A recent study featured in Nature reveals a promising drug candidate, UH15-38, that significantly reduces lung damage and increases survival rates in mice with influenza A virus (IAV) infection by inhibiting necroptosis, a type of inflammatory cell death [1]. The research team led by Gregory Cuny, Paul Thomas, Alexei Degterev and Siddharth Balachandran showed that UH15-38 specifically targets and deactivates RIPK3, an essential kinase in the necroptosis pathway. This discovery not only unveils new pathways involved in inflammatory diseases, such as severe influenza A infection, but also highlights the potential of this drug to treat a wide array of inflammatory viral or non-viral conditions.

Apoptosis was considered the only form of cell death, but novel mechanisms, such as necroptosis, has broadened our comprehension of cell death [2]. Necroptosis plays a role in several pathophysiological scenarios, such as development, immune responses, and inflammatory conditions [3]. Necroptosis involves a cascade of signaling events that culminate in necrotic-like death. At the heart of this process is the activation of receptor-interacting protein kinase-1 (RIPK1) [4] and RIPK3 [5], forming the necrosome complex, that, in turn, activates the Mixed-Lineage-Kinase-Domain-Like protein (MLKL), causing it to oligomerize on the plasma membrane, where it leads to cell lysis [6]. The initiation of necroptosis is carefully regulated by various elements, including death receptors like tumor necrosis factor receptor 1 (TNFR1) and the level of caspase-8, which normally prevents necroptosis by deactivating RIPK1 and RIPK3. However, necroptosis can occur without restraint under specific conditions, e.g. low caspase-8 activity or when certain triggers are present. This is in fact the case in IAV-infected lung epithelial cells, in which caspase-8 is dramatically reduced [7].
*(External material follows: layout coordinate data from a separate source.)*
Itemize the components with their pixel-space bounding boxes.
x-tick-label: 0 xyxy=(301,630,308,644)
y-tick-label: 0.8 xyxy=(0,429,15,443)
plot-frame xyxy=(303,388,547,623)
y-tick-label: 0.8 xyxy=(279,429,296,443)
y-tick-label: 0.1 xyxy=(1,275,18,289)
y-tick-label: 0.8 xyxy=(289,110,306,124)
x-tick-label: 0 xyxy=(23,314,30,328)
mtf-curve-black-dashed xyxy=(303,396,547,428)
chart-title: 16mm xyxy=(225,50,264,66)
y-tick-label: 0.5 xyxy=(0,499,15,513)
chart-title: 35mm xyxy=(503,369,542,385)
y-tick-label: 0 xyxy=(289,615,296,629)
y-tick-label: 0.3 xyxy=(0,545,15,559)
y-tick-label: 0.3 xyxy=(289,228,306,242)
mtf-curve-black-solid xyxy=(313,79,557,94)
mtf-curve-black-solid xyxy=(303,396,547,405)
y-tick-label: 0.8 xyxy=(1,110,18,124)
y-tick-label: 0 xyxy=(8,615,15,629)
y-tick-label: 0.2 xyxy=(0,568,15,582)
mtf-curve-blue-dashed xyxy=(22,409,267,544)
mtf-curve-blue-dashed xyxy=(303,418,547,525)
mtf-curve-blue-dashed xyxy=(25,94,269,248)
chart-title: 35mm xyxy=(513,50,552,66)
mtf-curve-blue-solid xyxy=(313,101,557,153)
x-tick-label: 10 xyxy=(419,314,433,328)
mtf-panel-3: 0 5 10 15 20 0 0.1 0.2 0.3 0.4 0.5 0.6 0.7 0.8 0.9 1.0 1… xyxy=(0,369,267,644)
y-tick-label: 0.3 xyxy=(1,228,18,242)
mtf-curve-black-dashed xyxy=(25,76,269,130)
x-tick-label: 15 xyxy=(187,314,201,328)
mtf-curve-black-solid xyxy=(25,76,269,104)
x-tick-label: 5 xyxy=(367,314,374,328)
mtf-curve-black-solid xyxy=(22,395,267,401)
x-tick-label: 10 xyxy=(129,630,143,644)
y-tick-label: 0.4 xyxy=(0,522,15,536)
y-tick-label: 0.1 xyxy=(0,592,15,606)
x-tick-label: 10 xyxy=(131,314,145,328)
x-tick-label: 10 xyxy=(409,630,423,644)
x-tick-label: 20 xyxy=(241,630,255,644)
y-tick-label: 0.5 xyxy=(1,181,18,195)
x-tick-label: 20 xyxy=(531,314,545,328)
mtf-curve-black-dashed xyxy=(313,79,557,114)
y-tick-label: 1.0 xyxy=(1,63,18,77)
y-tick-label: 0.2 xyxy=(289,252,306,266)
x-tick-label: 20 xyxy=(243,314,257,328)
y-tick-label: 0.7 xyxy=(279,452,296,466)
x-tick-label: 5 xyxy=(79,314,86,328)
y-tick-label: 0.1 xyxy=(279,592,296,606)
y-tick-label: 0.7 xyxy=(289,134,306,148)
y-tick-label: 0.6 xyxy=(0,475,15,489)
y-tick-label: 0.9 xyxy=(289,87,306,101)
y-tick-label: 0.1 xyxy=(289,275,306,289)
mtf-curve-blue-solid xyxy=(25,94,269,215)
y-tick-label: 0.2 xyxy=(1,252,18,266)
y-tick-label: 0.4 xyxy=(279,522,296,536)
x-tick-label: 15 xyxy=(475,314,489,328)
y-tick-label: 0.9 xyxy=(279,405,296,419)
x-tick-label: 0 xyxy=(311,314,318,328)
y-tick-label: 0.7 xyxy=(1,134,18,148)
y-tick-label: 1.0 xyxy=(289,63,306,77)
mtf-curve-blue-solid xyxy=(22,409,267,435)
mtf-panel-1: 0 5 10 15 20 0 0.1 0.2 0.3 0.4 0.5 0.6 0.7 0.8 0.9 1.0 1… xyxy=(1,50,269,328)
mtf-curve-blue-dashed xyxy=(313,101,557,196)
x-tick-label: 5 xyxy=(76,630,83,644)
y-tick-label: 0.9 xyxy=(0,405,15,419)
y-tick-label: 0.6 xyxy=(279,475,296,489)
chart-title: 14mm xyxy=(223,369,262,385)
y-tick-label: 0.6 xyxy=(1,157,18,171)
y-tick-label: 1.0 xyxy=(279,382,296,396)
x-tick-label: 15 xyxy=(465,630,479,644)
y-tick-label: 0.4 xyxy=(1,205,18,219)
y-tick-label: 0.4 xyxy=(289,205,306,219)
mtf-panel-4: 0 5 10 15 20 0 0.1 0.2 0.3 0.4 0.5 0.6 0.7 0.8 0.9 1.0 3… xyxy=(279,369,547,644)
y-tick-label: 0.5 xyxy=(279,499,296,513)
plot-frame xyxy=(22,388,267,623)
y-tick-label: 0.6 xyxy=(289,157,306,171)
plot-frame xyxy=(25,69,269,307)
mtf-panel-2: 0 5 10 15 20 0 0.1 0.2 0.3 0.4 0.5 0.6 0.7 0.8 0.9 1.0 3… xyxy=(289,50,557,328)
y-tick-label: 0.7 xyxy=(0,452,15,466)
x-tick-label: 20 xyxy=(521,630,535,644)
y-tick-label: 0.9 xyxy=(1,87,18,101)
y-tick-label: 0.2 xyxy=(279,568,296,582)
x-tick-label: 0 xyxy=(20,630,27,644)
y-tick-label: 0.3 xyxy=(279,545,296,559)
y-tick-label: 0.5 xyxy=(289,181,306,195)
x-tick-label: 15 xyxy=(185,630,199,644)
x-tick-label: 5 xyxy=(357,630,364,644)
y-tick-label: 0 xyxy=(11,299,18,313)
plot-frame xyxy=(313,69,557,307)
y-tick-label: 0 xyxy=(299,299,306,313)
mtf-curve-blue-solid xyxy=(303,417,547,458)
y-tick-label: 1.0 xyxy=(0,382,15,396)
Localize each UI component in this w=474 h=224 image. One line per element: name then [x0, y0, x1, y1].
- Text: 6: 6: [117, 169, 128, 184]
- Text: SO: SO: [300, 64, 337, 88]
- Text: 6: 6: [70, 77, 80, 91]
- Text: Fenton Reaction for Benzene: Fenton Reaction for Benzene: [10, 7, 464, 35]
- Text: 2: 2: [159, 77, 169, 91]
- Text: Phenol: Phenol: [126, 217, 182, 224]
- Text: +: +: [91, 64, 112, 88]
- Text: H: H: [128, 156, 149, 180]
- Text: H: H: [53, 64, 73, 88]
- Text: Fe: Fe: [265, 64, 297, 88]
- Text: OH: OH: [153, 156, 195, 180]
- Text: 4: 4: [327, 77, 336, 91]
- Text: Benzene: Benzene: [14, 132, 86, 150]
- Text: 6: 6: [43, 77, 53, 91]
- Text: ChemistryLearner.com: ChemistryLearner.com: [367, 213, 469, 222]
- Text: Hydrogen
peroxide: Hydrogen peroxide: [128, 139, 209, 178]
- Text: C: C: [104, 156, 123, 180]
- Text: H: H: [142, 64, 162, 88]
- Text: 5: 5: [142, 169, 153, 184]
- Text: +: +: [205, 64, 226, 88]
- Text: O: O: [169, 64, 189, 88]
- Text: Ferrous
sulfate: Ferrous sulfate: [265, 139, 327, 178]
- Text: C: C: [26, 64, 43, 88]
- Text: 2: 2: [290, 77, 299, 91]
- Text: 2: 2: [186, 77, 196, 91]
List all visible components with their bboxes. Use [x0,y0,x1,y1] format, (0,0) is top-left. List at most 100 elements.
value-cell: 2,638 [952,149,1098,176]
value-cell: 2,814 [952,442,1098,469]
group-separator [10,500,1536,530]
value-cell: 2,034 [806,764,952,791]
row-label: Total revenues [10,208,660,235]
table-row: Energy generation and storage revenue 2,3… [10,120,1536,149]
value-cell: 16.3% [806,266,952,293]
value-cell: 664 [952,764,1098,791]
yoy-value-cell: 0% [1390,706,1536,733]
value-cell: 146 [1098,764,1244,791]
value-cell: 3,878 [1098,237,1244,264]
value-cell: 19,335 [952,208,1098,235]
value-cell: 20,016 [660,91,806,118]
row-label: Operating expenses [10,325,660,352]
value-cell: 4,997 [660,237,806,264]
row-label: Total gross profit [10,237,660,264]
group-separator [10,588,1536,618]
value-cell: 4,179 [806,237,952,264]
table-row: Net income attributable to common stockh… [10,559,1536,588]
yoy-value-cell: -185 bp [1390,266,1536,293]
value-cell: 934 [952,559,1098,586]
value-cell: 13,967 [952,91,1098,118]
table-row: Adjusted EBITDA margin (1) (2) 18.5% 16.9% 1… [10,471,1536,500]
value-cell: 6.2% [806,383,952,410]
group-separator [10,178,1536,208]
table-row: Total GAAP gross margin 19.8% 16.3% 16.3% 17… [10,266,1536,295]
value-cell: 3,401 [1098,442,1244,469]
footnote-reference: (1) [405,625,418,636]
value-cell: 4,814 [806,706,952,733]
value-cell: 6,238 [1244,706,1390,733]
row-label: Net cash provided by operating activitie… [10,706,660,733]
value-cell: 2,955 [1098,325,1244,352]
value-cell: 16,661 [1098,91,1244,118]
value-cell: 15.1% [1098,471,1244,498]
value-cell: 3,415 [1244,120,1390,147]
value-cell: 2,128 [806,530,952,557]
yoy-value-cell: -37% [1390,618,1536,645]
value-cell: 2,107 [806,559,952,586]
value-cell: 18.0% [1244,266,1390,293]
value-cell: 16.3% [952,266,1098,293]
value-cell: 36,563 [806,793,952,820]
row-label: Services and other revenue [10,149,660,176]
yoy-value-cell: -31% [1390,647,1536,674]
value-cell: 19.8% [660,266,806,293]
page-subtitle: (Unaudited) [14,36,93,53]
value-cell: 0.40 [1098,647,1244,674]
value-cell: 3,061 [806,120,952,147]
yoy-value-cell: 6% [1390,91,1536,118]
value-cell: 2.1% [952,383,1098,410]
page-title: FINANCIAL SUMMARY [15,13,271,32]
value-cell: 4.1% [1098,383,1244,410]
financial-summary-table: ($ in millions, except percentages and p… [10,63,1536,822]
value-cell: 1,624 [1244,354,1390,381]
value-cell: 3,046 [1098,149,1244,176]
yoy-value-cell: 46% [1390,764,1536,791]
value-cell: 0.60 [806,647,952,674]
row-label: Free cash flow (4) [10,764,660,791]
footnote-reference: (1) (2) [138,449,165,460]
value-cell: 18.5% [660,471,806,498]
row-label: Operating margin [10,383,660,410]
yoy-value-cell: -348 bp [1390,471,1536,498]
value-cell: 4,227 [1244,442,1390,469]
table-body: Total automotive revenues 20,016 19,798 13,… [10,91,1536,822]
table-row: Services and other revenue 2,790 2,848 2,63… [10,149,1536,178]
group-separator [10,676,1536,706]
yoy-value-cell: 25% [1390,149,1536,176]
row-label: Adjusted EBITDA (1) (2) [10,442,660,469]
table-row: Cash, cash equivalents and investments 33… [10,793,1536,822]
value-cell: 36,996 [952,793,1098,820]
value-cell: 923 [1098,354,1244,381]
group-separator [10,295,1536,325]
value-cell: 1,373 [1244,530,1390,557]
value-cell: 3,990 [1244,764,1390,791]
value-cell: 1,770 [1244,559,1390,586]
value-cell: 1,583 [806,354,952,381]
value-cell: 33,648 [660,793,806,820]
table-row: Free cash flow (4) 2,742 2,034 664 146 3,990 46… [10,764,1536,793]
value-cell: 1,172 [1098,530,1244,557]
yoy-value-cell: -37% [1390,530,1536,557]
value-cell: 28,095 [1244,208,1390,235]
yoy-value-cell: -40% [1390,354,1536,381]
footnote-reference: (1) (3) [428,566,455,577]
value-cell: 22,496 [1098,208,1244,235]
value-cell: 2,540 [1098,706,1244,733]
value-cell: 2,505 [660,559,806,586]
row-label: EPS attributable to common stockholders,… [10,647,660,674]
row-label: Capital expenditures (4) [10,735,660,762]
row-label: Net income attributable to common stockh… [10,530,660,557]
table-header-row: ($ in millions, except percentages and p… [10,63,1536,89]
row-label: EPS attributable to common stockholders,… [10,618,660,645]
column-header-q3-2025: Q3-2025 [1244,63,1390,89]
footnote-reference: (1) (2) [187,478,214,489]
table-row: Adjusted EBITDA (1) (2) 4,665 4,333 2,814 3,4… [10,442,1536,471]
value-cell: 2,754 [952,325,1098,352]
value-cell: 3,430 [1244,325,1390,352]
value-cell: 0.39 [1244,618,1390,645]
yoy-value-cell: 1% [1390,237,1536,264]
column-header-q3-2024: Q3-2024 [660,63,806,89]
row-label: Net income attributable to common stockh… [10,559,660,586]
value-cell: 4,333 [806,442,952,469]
《自然》杂志最近的一项研究揭示了一种有前途的候选药物 UH15-38，它通过抑制坏死性凋亡（一种炎症细胞死亡），显着减少甲型流感病毒 (IAV) 感染小鼠的肺损伤并提高存活率 [1]。由 Gregory Cuny、Paul Thomas、Alexei Degterev 和 Siddharth Balachandran 领导的研究小组表明，UH15-38 特异性靶向并失活 RIPK3（坏死性凋亡途径中的一种重要激酶）。这一发现不仅揭示了与严重甲型流感感染等炎症性疾病相关的新途径，而且还凸显了该药物治疗多种炎症性病毒或非病毒性疾病的潜力。

细胞凋亡被认为是细胞死亡的唯一形式，但坏死性凋亡等新机制拓宽了我们对细胞死亡的理解[2]。坏死性凋亡在多种病理生理学情况中发挥作用，例如发育、免疫反应和炎症状况[3]。坏死性凋亡涉及一系列信号事件，最终导致坏死样死亡。该过程的核心是受体相互作用蛋白激酶 1 (RIPK1) [4] 和 RIPK3 [5] 的激活，形成坏死体复合物，进而激活混合谱系激酶结构域蛋白 (MLK​​L)，导致其在质膜上寡聚，从而导致细胞裂解 [6]。坏死性凋亡的启动受到多种因素的仔细调节，包括肿瘤坏死因子受体 1 (TNFR1) 等死亡受体和 caspase-8 的水平，后者通常通过停用 RIPK1 和 RIPK3 来防止坏死性凋亡。然而，在特定条件下，例如 caspase-8 活性低或存在某些触发因素时，坏死性凋亡可能不受限制地发生。事实上，在 IAV 感染的肺上皮细胞中就是这种情况，其中 caspase-8 显着减少 [7]。